According to a recent report, trout fishing in North Carolina has an annual economic impact of $1.38 billion. Additionally, trout anglers are among North Carolina’s over 1.4 million paid fishing license holders that generate over $28 million in fishing license sales and $13 million in matching federal funds. To support this resource, the North Carolina Wildlife Resources Commission maintains a cold-water stocking program that raises one million brook, brown, and rainbow trout annually to be stocked in North Carolina’s trout streams.

Stream buffers help conserve riparian zones that are critical components of healthy aquatic ecosystems. In addition to promoting bank stabilization, habitat connectivity, and reducing flood risk, stream buffer zones significantly reduce erosion and sedimentation. Trout can only survive in a narrow range of cold-water temperatures that are dependent on low sedimentation rates and abundant shade, both of which are provided by sufficient stream buffers. In the absence of stream buffers, uncontrolled erosion and sedimentation can threaten North Carolina’s trout fisheries.

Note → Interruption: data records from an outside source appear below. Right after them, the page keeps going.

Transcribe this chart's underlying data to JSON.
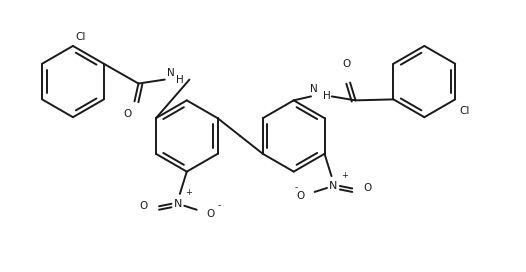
{
  "bg_color": "#ffffff",
  "line_color": "#1a1a1a",
  "line_width": 1.4,
  "figsize": [
    5.26,
    2.72
  ],
  "dpi": 100,
  "xlim": [
    0,
    10.52
  ],
  "ylim": [
    0,
    5.44
  ],
  "font_size": 7.5
}
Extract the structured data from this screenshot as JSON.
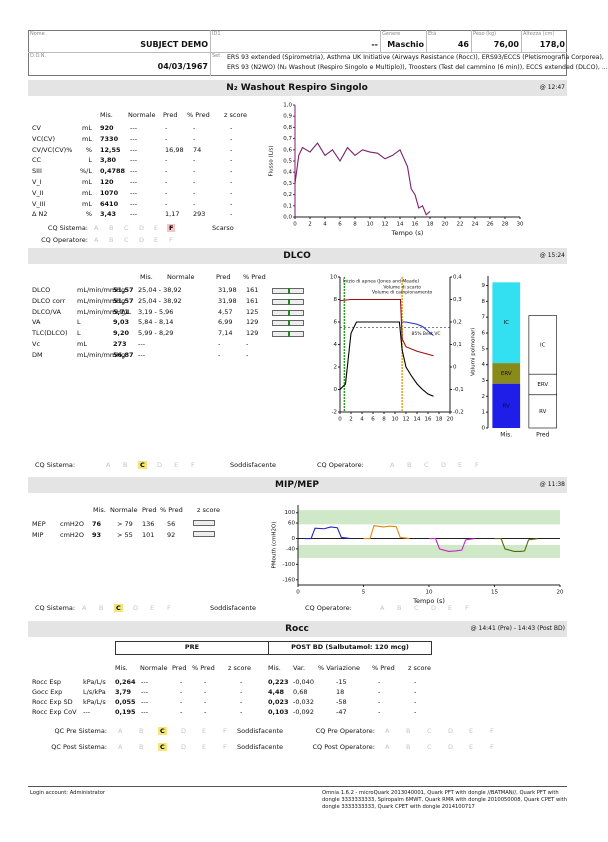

Senate Bill 613 would require that new agricultural operations maintain a 25-foot stream buffer zone along waters classified as trout waters by the Environmental Management Commission. The proposed legislation would only impact new agricultural operations. The exemption from stream buffer requirements for already existing agricultural lands would remain intact.

The Congressional Sportsmen’s Foundation (CSF) encourages the North Carolina House of Representatives to send Senate Bill 613 to Governor Cooper’s desk before the end of the short session. CSF appreciates the leadership of the bill sponsors and will continue to work with the North Carolina Legislative Sportsmen’s Caucus and partners to advocate for policies that support trout conservation and angler access in North Carolina.